A leadership crisis has erupted within the Nigerian Medical Association (NMA) Lagos chapter after its secretary, Dr. Jimoh Hassan, and several committee members were suspended over what officials described as an “unconstitutional gathering.”
The decision followed an emergency State Executive Council (SEC) meeting held on April 23, triggered by a controversial assembly that reportedly took place days earlier at Lagos University Teaching Hospital in Idi-Araba.
NMA Lagos Chairman, Saheed Kehinde, said the council found Dr. Hassan and others guilty of breaching the association’s constitution and internal regulations. He described the move as necessary to preserve order and protect the institution’s credibility.
According to him, the suspended officials participated in a meeting on April 18 that did not follow due process, raising concerns about parallel decision-making structures within the association.
To stabilise leadership, the council immediately appointed Deputy Secretary, Olusola Soyinka Jnr, as Acting Secretary, pending further resolution of the dispute.

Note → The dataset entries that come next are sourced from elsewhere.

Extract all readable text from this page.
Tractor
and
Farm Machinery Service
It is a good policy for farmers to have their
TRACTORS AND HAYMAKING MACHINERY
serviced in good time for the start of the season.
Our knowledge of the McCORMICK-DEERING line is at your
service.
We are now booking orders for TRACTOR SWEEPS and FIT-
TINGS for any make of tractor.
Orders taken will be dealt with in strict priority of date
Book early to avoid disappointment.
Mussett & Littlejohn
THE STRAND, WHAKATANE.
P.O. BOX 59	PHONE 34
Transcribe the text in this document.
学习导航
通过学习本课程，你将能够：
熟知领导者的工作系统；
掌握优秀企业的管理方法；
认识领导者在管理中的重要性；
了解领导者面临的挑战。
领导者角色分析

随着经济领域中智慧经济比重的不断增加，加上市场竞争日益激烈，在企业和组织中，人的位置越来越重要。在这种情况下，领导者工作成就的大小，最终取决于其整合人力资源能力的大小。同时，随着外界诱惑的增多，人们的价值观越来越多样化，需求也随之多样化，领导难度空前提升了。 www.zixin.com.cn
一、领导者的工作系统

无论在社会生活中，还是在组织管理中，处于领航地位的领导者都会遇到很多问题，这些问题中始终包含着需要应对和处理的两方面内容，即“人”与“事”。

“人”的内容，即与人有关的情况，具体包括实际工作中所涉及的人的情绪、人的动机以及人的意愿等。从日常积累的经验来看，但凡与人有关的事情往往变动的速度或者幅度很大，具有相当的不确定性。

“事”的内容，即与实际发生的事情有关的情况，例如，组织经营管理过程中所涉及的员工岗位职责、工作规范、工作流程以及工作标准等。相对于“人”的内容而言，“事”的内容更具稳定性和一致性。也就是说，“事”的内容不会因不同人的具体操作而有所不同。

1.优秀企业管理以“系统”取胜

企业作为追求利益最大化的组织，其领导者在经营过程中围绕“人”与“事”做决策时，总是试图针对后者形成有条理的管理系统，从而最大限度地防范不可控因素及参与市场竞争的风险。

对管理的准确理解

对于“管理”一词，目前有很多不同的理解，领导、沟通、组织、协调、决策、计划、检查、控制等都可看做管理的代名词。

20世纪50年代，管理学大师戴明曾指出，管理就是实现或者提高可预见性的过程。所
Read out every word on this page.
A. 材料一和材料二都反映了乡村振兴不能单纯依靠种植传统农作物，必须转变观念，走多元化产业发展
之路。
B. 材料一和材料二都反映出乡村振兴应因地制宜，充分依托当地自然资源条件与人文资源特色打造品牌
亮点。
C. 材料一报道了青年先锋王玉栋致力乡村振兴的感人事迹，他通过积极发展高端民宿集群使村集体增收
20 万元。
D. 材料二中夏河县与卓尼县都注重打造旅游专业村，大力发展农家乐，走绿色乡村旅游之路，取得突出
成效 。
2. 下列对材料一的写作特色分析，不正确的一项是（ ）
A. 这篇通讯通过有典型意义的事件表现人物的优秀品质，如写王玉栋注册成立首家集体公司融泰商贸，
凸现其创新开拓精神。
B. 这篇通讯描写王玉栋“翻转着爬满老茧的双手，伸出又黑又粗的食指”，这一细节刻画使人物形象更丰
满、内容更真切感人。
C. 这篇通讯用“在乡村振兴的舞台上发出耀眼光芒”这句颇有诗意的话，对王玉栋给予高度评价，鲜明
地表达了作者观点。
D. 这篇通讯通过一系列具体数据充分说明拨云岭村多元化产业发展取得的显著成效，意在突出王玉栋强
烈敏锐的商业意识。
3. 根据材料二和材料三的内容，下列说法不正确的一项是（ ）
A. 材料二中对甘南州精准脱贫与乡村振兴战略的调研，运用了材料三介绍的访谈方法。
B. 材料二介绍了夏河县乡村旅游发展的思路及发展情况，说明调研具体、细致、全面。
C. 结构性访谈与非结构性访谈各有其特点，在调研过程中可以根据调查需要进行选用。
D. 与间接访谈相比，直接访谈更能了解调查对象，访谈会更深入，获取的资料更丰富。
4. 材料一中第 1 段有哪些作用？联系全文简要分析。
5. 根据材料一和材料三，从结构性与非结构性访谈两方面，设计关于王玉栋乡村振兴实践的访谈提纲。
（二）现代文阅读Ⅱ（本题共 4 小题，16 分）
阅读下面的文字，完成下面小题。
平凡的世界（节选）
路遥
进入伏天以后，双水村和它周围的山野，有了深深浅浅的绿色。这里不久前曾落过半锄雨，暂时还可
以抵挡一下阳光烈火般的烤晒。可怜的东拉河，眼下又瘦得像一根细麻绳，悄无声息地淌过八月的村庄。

The NMA leadership insisted the action was unanimous and aimed at reinforcing accountability, warning that any conduct capable of undermining the association’s framework would attract sanctions.
But strip away the official language, and a deeper issue is obvious: internal power struggles. Professional bodies like the NMA don’t implode over a single meeting unless there are underlying tensions—control, influence, and succession battles.
What happens next will determine whether this is a short-term disciplinary action or the beginning of a prolonged institutional fracture. For now, the association says it remains committed to due process, but the real test will be whether it can restore unity without escalating the crisis further.